Read this in today's Wall Street Journal:
It is, for many Western Europeans and Americans, a public-policy heresy: the flat tax, a single rate all taxpayers, rich or poor, pay on income. But across the struggling economies of Europe, momentum is building for flat taxes, or at the very least, lower and simpler taxes.

Last week, advisers to the Dutch Parliament recommended a flat tax on personal income to boost growth and get more people working. In Italy, weathering a public-debt crisis and a flailing economy, Prime Minister Silvio Berlusconi's chief economic adviser advocates a flat tax to increase revenue and fight tax evasion by abolishing tricky exemptions and loopholes and reducing off-the-book employment that can result when taxes are too high.
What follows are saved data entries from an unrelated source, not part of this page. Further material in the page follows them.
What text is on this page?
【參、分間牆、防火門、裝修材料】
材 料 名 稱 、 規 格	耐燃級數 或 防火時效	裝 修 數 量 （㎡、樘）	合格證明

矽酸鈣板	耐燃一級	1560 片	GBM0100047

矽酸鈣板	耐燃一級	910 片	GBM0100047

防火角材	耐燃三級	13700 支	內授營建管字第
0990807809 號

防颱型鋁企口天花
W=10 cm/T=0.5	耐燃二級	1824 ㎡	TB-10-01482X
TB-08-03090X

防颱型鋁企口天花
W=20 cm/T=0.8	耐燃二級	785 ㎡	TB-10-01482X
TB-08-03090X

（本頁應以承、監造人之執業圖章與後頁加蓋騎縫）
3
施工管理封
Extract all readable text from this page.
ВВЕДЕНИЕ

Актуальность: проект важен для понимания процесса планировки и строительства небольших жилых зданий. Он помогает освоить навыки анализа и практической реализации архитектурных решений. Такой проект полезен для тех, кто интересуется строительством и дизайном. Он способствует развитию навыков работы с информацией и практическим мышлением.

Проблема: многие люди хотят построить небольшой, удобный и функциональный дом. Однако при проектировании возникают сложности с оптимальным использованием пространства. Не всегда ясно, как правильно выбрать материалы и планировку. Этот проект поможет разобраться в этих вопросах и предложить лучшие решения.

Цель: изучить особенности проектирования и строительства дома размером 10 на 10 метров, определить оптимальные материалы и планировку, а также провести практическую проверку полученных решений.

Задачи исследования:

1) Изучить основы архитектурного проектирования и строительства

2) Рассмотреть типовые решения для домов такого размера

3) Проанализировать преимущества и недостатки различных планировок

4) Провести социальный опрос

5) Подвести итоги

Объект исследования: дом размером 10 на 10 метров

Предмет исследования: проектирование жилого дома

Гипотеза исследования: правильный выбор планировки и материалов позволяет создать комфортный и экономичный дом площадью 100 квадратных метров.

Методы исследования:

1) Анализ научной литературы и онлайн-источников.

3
Opposition parties in the Czech Republic and the United Kingdom are pushing similar ideas, while Spain and Greece have already offered plans to simplify and cut.
:
...Estonia was the first European nation to adopt a flat tax, in 1994, quickly followed by Latvia and Lithuania. Last year Slovakia and this year Romania have adopted low flat-tax rates that are helping them grow quickly and undercut so-called Old Europe economies. Estonia's gross domestic product, for example, grew 6.3% on average in the three years after it made the move, compared with shrinking 8.4% in the three years before. With many of these countries now in the European Union, it is putting pressure on the more-established, more-sluggish western European economies to rethink their tax systems: even if it doesn't result in a full-fledged pure flat tax, these countries are at least headed in this direction.
Another interesting piece that I read today was John Fund's column that basically said conservatives are in near full revolt due to overspending and other recent actions by the Bush White House. And that was before Bush announced his pick of Harriett Miers for the Supreme Court.
:
Now, on Nov. 1 the President's Advisory Panel on Federal Tax Reform is scheduled to release its report on how to reform the nation's tax code. This is the perfect opportunity to push for a flat tax -- and the best way to get his presidency back on track by re-energizing the base. Let the Miers nomination wither, dump the Medicare prescription drug benefit and cut spending and all will be forgiven. If Bush does none of the above he will be persona non grata with conservatives and it will be a long three years.